High-Tech Police Training Range Operated by Tablet

High-Tech Police Training Range Operated by Tablet

"It requires the officer to react quickly, identify a target or what's not a target, and take the appropriate action."
FREDERICK, Md. - The Frederick City Police Department has a new high-tech firearms training range, and there isn't another like it in the entire country.

"We can put a bad guy or a good guy, based on a paper target, on a running-man system, and then it's a shoot or don't shoot scenario," said Lt. Clark Pennington, spokesman for the Frederick City Police Department.

The Frederick City Police Department now has targets that run at different speeds. The targets also turn from side to front, and this is all thanks to a $100,000 investment from the FBI. It replaces a system nearly 15 years old. 

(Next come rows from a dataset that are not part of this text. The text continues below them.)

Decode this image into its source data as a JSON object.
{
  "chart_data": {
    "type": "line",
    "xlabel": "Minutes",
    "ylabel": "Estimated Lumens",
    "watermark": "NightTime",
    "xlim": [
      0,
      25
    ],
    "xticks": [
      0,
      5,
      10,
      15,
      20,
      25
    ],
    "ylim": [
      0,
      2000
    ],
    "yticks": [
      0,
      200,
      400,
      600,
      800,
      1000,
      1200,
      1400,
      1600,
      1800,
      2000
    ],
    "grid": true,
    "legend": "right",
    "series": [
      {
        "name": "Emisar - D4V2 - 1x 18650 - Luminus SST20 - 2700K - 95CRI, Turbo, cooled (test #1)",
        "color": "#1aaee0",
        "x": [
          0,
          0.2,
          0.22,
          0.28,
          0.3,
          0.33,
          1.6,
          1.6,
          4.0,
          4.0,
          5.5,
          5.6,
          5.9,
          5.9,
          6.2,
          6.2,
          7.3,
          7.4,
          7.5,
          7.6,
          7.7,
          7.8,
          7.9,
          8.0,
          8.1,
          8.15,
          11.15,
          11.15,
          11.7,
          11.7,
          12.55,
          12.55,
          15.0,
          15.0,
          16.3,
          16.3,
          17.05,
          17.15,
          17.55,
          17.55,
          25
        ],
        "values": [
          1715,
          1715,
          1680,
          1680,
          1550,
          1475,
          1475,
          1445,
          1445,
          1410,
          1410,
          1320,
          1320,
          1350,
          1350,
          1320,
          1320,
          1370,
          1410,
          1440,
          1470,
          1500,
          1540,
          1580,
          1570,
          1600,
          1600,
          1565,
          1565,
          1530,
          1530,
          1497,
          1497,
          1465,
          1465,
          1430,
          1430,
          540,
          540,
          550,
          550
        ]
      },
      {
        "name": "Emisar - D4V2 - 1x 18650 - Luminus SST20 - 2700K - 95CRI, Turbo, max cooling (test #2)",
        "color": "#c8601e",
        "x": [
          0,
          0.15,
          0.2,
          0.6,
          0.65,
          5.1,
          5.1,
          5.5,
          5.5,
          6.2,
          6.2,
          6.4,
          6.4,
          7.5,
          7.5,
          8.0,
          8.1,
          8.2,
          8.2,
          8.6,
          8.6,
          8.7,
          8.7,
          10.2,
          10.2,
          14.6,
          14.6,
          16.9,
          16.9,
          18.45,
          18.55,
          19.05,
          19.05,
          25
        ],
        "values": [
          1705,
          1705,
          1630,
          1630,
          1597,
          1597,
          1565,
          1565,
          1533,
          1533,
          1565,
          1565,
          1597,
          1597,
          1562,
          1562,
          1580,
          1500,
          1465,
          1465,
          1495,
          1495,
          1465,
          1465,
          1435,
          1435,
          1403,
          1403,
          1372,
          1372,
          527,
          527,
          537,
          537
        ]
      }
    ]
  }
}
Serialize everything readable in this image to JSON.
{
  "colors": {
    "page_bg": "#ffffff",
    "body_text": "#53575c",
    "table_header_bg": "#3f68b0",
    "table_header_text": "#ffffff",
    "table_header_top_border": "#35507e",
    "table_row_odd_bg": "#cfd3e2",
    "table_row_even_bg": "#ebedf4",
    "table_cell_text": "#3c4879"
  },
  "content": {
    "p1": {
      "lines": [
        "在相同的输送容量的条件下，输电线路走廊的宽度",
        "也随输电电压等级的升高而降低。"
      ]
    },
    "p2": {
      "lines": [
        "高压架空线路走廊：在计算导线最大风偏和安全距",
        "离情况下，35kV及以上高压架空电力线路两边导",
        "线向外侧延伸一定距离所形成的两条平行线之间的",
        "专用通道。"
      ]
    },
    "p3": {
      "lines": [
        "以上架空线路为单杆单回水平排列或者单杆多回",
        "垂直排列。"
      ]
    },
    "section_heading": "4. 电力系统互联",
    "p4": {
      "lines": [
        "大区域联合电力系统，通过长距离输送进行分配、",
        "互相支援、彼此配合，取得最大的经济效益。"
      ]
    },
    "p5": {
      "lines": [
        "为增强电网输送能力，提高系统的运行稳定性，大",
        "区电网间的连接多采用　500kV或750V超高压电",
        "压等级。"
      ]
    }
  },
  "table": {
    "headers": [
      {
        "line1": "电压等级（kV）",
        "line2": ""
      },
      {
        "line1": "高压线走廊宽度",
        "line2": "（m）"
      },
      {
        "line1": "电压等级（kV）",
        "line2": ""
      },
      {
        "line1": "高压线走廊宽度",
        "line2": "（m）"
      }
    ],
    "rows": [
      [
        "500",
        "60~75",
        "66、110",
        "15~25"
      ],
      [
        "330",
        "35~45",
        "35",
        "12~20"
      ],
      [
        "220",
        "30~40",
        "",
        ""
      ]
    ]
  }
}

"This is going to facilitate great training opportunities for everybody, whether it be the FBI, other local jurisdictions, certainly the FPD, and I'm very excited to use it," said Sara Evans, a student officer.

Pennington says the moving targets give student officers a taste of what life is like on the street.

"It requires the officer to react quickly, identify a target or what's not a target, and take the appropriate action," Pennington said. 

This firearms training range is the only one in the nation to be completely wireless and run from a tablet.

"It's a completely computerized training system, so we can change the amount of time that a target will turn and face the officer, and the delay between the targeting system. Under the old system, when one turned, they all turned," Pennington said. 

Almost a dozen federal, state, and local agencies will also train on this range.

"We're progressive," Pennington said. "We've identified a need through training, and we were able to reach out to our state and federal partners to obtain the funding to put in such a phenomenal range."

It's a range those at Frederick City Police say is a shot in the right direction.

Besides the FBI, Maryland State Police, Fort Detrick, the Federal Air Marshal Service, and police departments from Thurmont, Gaithersburg, and Rockville will also train on the range.